Сбегав через дорогу к шоферам, Третьяков заправил бензином керосиновую лампу, всыпал в нее горсть соли, чтобы бензин не взорвался, а когда вернулся, за столом сидели уже трое.

– Ты гляди, лейтенант, кого хозяйка от нас скрывала! – поблескивая золотыми коронками из-под бледных, как отсыревших изнутри губ, шумно встретил его Таранов. И подмигивал, указывал глазами.

Рядом с хозяйкой сидела дочь лет семнадцати. Была она тоже крупна, хороша собой, но сидела, как монашенка, опустив черные ресницы. Когда Третьяков садился около, подняла их, глянула на него с любопытством. Глаза синие-синие. Заговорила первая:

– Мы не взорвемось?

– Что вы! – стал успокаивать Третьяков. – Проверено на фронте. Соли всыпал в бензин, ни за что не взорвется.

И споткнулся о ее взгляд. Она снисходительно улыбалась:

– Я ж така трусиха, усего боюсь…

А мать черными глазами стерегла ее и рассказывала, рассказывала, сыпала словами, как из пулемета:

– Тут нимцы увходять, тут я писля операции уся, уся разрезанная лежу. Ой, боже ж мий! Оксаночке четырнадцать рокив и тэ, малэ… Шо мэни робить?

– Тебя Оксаной зовут? – спросил Третьяков тихо.

– Оксана. А вас?

– Володя.

Она подала под столом свою руку, мягкую, жаркую, влажную. Сердце у него пропустило удар и заколотилось, как сорвавшись.

– Оксаночка! – позвала хозяйка, встав из-за стола. Та вздохнула, улыбнулась лейтенанту, нехотя пошла за матерью.

– Ты не теряйся, лейтенант! – шепнул Таранов. Они двое сидели за столом, ждали. За дверью слышен был приглушенный голос хозяйки: она что-то быстро говорила, ни одного слова не разобрать. – На фронт едем.

Он подмигнул, быстро налил стаканы. Выпили. По очереди прикурили от лампы.

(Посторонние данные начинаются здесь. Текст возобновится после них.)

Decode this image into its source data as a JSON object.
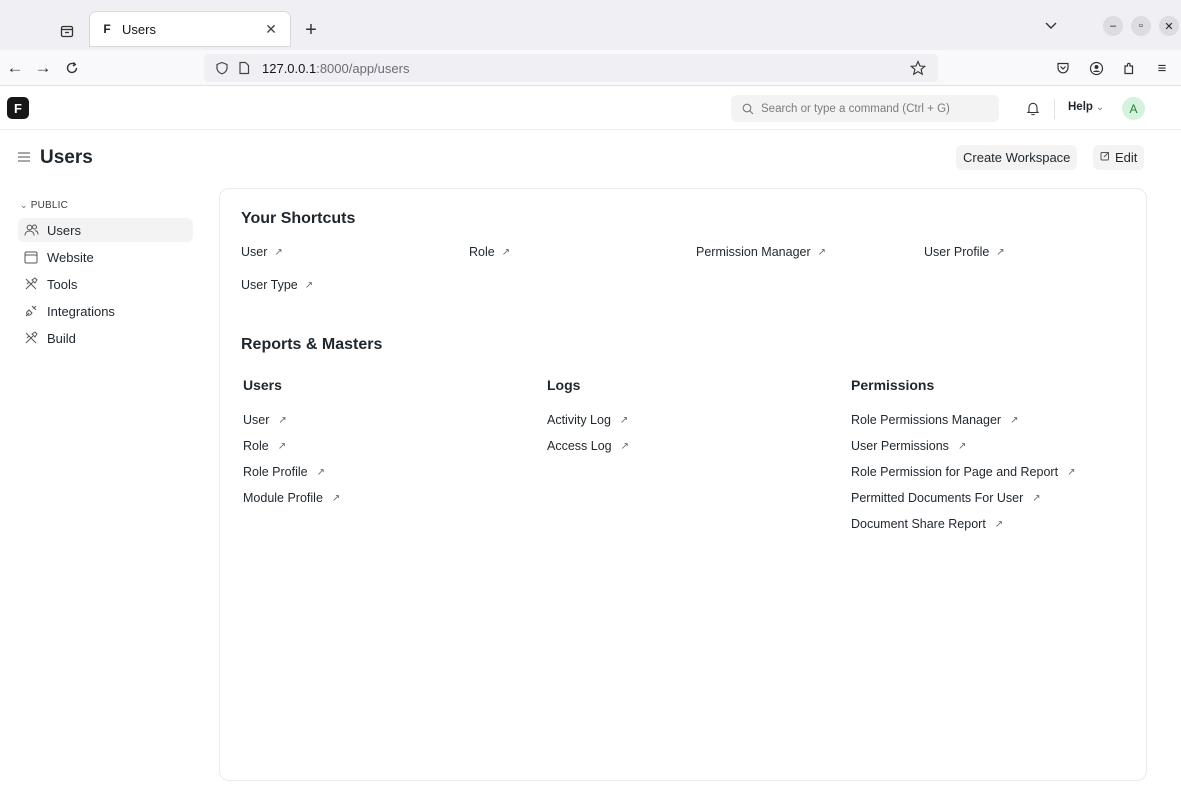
{
  "browser": {
    "tab": {
      "title": "Users",
      "favicon": "F"
    },
    "url": {
      "host": "127.0.0.1",
      "rest": ":8000/app/users"
    },
    "icons": [
      "tab-list-icon",
      "back-icon",
      "forward-icon",
      "reload-icon",
      "shield-icon",
      "page-icon",
      "star-icon",
      "pocket-icon",
      "account-icon",
      "extensions-icon",
      "menu-icon"
    ]
  },
  "header": {
    "logo": "F",
    "search_placeholder": "Search or type a command (Ctrl + G)",
    "help_label": "Help",
    "avatar_initial": "A"
  },
  "page": {
    "title": "Users",
    "create_workspace_label": "Create Workspace",
    "edit_label": "Edit"
  },
  "sidebar": {
    "section": "PUBLIC",
    "items": [
      {
        "label": "Users",
        "icon": "users-icon",
        "active": true
      },
      {
        "label": "Website",
        "icon": "browser-icon",
        "active": false
      },
      {
        "label": "Tools",
        "icon": "tools-icon",
        "active": false
      },
      {
        "label": "Integrations",
        "icon": "integrations-icon",
        "active": false
      },
      {
        "label": "Build",
        "icon": "build-icon",
        "active": false
      }
    ]
  },
  "shortcuts": {
    "title": "Your Shortcuts",
    "items": [
      "User",
      "Role",
      "Permission Manager",
      "User Profile",
      "User Type"
    ]
  },
  "reports": {
    "title": "Reports & Masters",
    "columns": [
      {
        "heading": "Users",
        "links": [
          "User",
          "Role",
          "Role Profile",
          "Module Profile"
        ]
      },
      {
        "heading": "Logs",
        "links": [
          "Activity Log",
          "Access Log"
        ]
      },
      {
        "heading": "Permissions",
        "links": [
          "Role Permissions Manager",
          "User Permissions",
          "Role Permission for Page and Report",
          "Permitted Documents For User",
          "Document Share Report"
        ]
      }
    ]
  },
  "arrow_glyph": "↗"
}
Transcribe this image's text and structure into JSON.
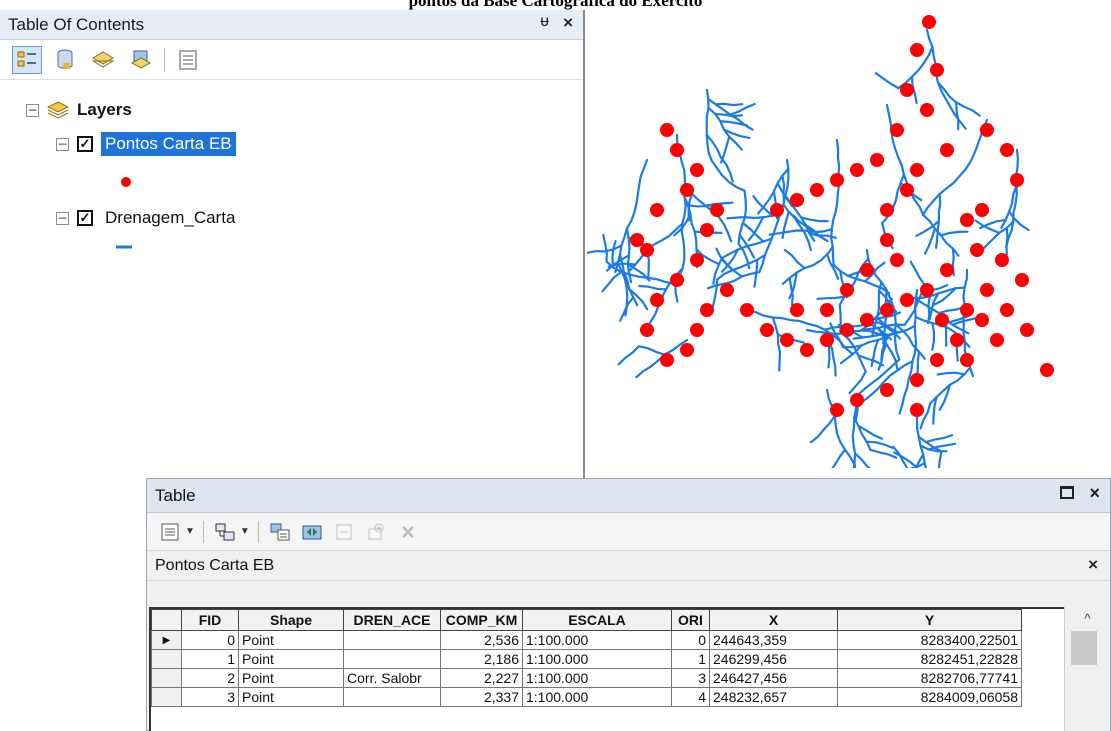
{
  "caption": "pontos da Base Cartográfica do Exército",
  "toc": {
    "title": "Table Of Contents",
    "pin": "ᵾ",
    "close": "×",
    "group_label": "Layers",
    "layers": [
      {
        "name": "Pontos Carta EB",
        "checked": "✓",
        "symbol": "red-point"
      },
      {
        "name": "Drenagem_Carta",
        "checked": "✓",
        "symbol": "blue-line"
      }
    ],
    "expander": "−"
  },
  "table_window": {
    "title": "Table",
    "close": "×",
    "layer_name": "Pontos Carta EB",
    "layer_close": "×",
    "columns": [
      "FID",
      "Shape",
      "DREN_ACE",
      "COMP_KM",
      "ESCALA",
      "ORI",
      "X",
      "Y"
    ],
    "rows": [
      [
        "0",
        "Point",
        "",
        "2,536",
        "1:100.000",
        "0",
        "244643,359",
        "8283400,22501"
      ],
      [
        "1",
        "Point",
        "",
        "2,186",
        "1:100.000",
        "1",
        "246299,456",
        "8282451,22828"
      ],
      [
        "2",
        "Point",
        "Corr. Salobr",
        "2,227",
        "1:100.000",
        "3",
        "246427,456",
        "8282706,77741"
      ],
      [
        "3",
        "Point",
        "",
        "2,337",
        "1:100.000",
        "4",
        "248232,657",
        "8284009,06058"
      ]
    ],
    "current_row_marker": "▶",
    "scroll_up": "^"
  },
  "colors": {
    "point": "#ff0000",
    "drainage": "#1a7be6",
    "selection": "#1e73d9"
  }
}
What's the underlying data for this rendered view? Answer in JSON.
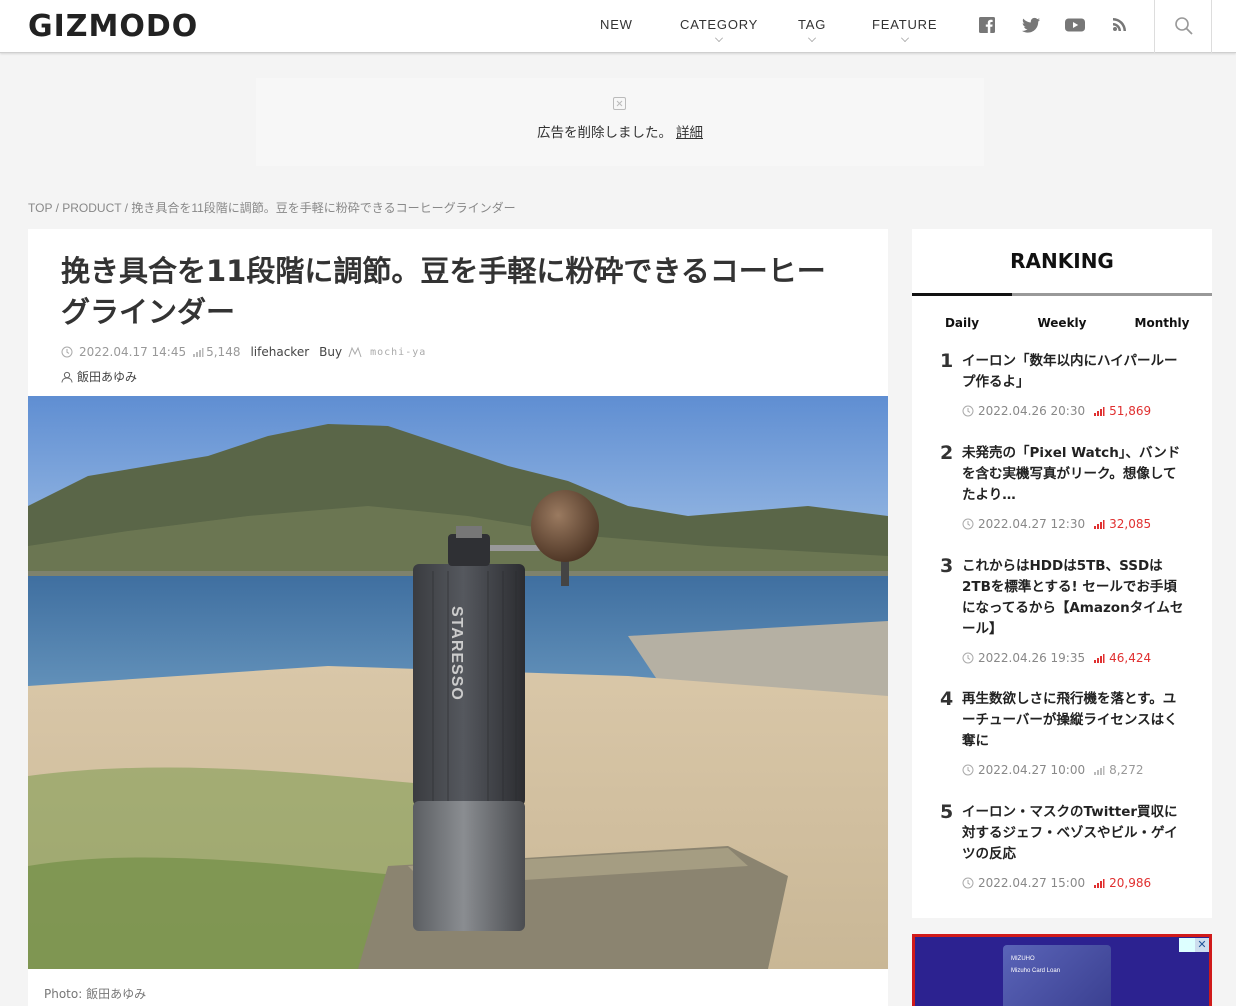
{
  "site": {
    "logo": "GIZMODO"
  },
  "nav": {
    "new": "NEW",
    "category": "CATEGORY",
    "tag": "TAG",
    "feature": "FEATURE"
  },
  "social_icons": [
    "facebook-icon",
    "twitter-icon",
    "youtube-icon",
    "rss-icon",
    "search-icon"
  ],
  "ad_notice": {
    "message": "広告を削除しました。",
    "link": "詳細"
  },
  "breadcrumb": "TOP / PRODUCT / 挽き具合を11段階に調節。豆を手軽に粉砕できるコーヒーグラインダー",
  "article": {
    "title": "挽き具合を11段階に調節。豆を手軽に粉砕できるコーヒーグラインダー",
    "date": "2022.04.17 14:45",
    "views": "5,148",
    "source": "lifehacker",
    "tag": "Buy",
    "partner": "mochi-ya",
    "author": "飯田あゆみ",
    "photo_credit": "Photo: 飯田あゆみ",
    "product_label": "STARESSO"
  },
  "ranking": {
    "heading": "RANKING",
    "tabs": [
      "Daily",
      "Weekly",
      "Monthly"
    ],
    "active_tab": "Daily",
    "items": [
      {
        "rank": "1",
        "title": "イーロン「数年以内にハイパーループ作るよ」",
        "date": "2022.04.26 20:30",
        "views": "51,869",
        "hot": true
      },
      {
        "rank": "2",
        "title": "未発売の「Pixel Watch」、バンドを含む実機写真がリーク。想像してたより…",
        "date": "2022.04.27 12:30",
        "views": "32,085",
        "hot": true
      },
      {
        "rank": "3",
        "title": "これからはHDDは5TB、SSDは2TBを標準とする! セールでお手頃になってるから【Amazonタイムセール】",
        "date": "2022.04.26 19:35",
        "views": "46,424",
        "hot": true
      },
      {
        "rank": "4",
        "title": "再生数欲しさに飛行機を落とす。ユーチューバーが操縦ライセンスはく奪に",
        "date": "2022.04.27 10:00",
        "views": "8,272",
        "hot": false
      },
      {
        "rank": "5",
        "title": "イーロン・マスクのTwitter買収に対するジェフ・ベゾスやビル・ゲイツの反応",
        "date": "2022.04.27 15:00",
        "views": "20,986",
        "hot": true
      }
    ]
  },
  "side_ad": {
    "brand": "MIZUHO",
    "card_label": "Mizuho Card Loan"
  },
  "colors": {
    "accent_red": "#e03030",
    "ad_bg": "#2c2290",
    "ad_border": "#d01a1a"
  }
}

– Может, последний день так, может, завтра убьют, а?

И громко позвал:

– Катерина Васильевна! Катя! Что ж вы нас бросили одних? Нехорошо, нехорошо. Мы ведь обидеться можем. – Голоса за дверью смолкли. Потом хозяйка вышла, одна, сияя улыбкой.

– А где ж Оксаночка? – забеспокоился Таранов.

– Спать полягали. – Хозяйка близко села с ним рядом, полным плечом касалась его плеча. – От если б вы были врачи…

– А что? Какая болезнь? – спрашивал Таранов.

– Та не болезнь. Дороги гоняют строить. От если б вы были врачи, дали б освобождение дивчине.

– А мы и есть врачи! – Таранов усиленно подмигивал ему, глазами указывал на дверь, за которой Оксана.

– То вы шуткуете! – И полной ручкой махала на него. Таранов ручку перехватил, к себе потянул. – У врачей погоны зовсим не такие.

– А какие же они у врачей?

– Манэсеньки, манэсеньки. – И пальцем другой руки рисовала у него на плече, на погоне. – Манэсеньки, манэсеньки…

– А не большесиньки? – У Таранова влажно поблескивали золотые коронки, к нижней беловатой изнутри губе присохла болячка. – Не большесиньки?

Разговор уже шел глазами. Третьяков встал, сказал, что пойдет покурить. В коридоре нащупал в темноте шинель, вещмешок. Закрывая наружную дверь, слышал приглушенный голос Таранова, женский смех.

Спиной опершись об уцелевший стояк забора, он курил во дворе. На душе было погано. Женщина, конечно, заслоняет собою дочь. Может, и при немцах вот так заслоняла, собою отвлекала от нее. А этот обрадовался: «На фронт едем…»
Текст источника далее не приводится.